While Florence's centro storico is built in ivory and pale lemon, with façades of pietra serena and canary yellow stucco, Bologna shifts the palette several tones deeper. Here, buildings wear terracotta, burnt orange, ochre, and umber in layered variation. A coral-hued apartment might neighbour a sienna-toned university building, joined by an arcade in dusty persimmon. Even the shadows are tinged with red.
The city's colour palette originates from its ancient bricks, which were made from local clay rich in iron. When fired, the iron oxidised, producing deep hues ranging from reddish-orange to reddish-brown. These durable bricks were used structurally and as a surface finish over centuries, retaining their characteristic warmth. Terracotta, baked earth in the truest sense, was plentiful, inexpensive, and remarkably resilient.
While wealthier cities like Florence and Venice fancied imported marble and pale stone to signal grandeur, Bologna made do with what it had—earthy, pragmatic materials that, through consistent use, shaped a visual language in tune with the city's grounded nature. Along the porticoes, students drift, conversing in pairs, as elderly residents wheel shopping trolleys or rest beneath ceiling fans in cafés. Tourists filter through the lanes, undeniably audible and visible but not wholly displacing the city's easygoing rhythms.
Bologna's dominant tones were first established by its bricks and fired clay, but over time, stucco became widely used, often finished with washes tinted by natural earth pigments. Today, buildings are repainted in alignment with this heritage palette. Like many Italian cities with significant historical centres, Bologna enforces a Piano del Colore ("Colour Plan" ), an urban policy that regulates façade colours within protected zones.
Some critics suggest the city should prioritise more pressing issues. Yet, there remains a sense of civic pride in preserving "La Rossa", Bologna's long-standing nickname, drawn directly from the colours of its built environment. When buildings are renovated or restored, the requirement is to return them to a state that maintains their original visual harmony. The process often involves detailed historical research: analysing old paint layers, consulting archival records, and studying the native tones of underlying materials.

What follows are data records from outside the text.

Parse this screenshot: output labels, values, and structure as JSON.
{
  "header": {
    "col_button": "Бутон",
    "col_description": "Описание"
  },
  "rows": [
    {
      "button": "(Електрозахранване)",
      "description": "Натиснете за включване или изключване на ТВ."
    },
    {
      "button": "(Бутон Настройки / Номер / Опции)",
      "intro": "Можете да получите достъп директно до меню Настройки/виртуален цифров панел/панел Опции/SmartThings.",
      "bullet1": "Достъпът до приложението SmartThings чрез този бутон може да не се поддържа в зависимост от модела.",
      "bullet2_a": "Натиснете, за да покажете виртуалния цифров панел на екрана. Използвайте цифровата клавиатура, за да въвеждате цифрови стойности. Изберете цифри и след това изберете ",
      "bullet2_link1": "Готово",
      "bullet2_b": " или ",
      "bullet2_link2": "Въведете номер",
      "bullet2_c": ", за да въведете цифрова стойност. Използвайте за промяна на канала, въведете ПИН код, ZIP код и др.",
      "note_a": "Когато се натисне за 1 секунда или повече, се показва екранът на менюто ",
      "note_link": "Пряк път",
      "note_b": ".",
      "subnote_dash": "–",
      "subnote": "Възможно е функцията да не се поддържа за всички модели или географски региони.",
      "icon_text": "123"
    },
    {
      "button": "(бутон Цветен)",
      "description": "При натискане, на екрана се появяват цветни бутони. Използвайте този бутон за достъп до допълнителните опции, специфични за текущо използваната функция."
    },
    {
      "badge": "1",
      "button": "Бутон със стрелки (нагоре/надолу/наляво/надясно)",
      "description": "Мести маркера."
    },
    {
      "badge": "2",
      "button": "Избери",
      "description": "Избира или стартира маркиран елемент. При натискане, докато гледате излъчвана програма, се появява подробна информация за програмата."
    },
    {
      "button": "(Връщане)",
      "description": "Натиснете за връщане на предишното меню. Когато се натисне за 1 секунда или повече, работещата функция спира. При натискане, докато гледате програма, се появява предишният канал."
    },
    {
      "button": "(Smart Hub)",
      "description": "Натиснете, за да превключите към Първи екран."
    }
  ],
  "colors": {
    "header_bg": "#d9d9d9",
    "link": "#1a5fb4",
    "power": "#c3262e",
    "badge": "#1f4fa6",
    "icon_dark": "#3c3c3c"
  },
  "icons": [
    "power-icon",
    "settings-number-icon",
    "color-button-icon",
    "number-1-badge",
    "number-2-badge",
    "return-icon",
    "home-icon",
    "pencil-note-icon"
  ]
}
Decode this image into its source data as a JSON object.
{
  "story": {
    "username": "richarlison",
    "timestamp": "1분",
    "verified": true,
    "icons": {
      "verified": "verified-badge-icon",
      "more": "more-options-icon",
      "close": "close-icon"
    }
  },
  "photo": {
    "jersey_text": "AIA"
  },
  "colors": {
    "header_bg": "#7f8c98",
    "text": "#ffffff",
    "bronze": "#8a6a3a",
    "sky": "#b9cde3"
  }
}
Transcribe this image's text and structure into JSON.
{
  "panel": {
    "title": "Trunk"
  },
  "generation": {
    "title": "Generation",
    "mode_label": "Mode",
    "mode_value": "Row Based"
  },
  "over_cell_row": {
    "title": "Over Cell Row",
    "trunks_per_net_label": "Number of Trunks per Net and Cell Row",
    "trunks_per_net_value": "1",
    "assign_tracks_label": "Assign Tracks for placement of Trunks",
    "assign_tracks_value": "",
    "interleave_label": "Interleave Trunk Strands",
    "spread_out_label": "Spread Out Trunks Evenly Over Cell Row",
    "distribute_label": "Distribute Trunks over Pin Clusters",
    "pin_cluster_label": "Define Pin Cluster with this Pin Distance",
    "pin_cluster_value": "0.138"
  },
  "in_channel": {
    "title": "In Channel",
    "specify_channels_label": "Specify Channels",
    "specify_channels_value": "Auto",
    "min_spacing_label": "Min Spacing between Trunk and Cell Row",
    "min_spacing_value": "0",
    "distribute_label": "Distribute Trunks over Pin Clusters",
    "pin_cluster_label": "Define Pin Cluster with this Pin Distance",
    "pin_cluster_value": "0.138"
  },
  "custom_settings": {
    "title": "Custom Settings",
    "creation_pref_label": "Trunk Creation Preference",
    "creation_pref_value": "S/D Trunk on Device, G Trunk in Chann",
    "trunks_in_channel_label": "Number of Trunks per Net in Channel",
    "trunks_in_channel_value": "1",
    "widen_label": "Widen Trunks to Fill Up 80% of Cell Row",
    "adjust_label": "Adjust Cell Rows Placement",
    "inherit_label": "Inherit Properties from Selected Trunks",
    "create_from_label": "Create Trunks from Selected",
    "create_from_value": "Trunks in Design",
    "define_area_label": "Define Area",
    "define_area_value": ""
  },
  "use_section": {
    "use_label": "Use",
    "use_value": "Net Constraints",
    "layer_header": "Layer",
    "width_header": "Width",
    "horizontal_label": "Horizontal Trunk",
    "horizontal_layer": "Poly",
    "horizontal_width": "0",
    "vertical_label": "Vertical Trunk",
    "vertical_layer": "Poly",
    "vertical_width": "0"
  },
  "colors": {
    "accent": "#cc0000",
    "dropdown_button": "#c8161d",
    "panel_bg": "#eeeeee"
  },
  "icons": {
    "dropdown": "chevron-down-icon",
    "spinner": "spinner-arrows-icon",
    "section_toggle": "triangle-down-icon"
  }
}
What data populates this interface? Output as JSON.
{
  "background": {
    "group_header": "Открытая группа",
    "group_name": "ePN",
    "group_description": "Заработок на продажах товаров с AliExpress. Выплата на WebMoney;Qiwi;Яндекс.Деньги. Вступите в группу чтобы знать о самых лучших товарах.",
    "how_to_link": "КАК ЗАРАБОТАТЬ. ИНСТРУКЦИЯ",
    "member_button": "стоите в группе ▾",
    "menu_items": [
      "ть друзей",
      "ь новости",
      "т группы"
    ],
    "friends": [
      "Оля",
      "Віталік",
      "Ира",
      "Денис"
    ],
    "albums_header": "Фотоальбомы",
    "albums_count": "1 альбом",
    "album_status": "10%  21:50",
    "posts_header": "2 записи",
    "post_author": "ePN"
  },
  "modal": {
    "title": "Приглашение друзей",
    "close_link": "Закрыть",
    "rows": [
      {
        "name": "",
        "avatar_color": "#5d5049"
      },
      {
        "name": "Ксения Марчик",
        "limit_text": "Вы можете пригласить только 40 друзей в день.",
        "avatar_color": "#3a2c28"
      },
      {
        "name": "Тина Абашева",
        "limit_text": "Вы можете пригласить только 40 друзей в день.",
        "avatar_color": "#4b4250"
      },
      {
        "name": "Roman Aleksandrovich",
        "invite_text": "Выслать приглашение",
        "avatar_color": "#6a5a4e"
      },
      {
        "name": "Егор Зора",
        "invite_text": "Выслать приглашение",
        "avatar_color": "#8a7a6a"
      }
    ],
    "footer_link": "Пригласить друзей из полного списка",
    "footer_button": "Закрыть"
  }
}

The spirit of La Rossa runs through Bologna's twenty-five miles of covered arcades, an architectural nervous system spanning the city. Like the foot traffic they shelter, these porticoes carry the city's colour palette forward. Light filters in sideways beneath them, scattering gold and orange tones and casting elongated shadows across patterned tiles. Columns of stone or brick—some smooth, others flaking—support ceilings that range from exposed wooden beams to faded frescoes.
If I were to locate Bologna within my Japan-centric frame of reference, I'd pair it with Nagasaki and its arcades: unhurried, tinged with red, and dressed in the decorative remnants of another time. No two stretches are quite alike, but all share the same chromatic register of rust and rose.
After days of overcast skies and intermittent rain across central Italy, Friday evening brought a golden hour of remarkable clarity. Even neutral surfaces can catch fire in such light, so the effect is transformative in La Rossa. The ruddy light deepens, turning redder still. Every façade seems to tilt toward the same pigment as if the city were composed of a continuous material. Shadows take on a velvety richness. Stray beams that reach the alleyways glow softly. And the city seems to simply drink it in.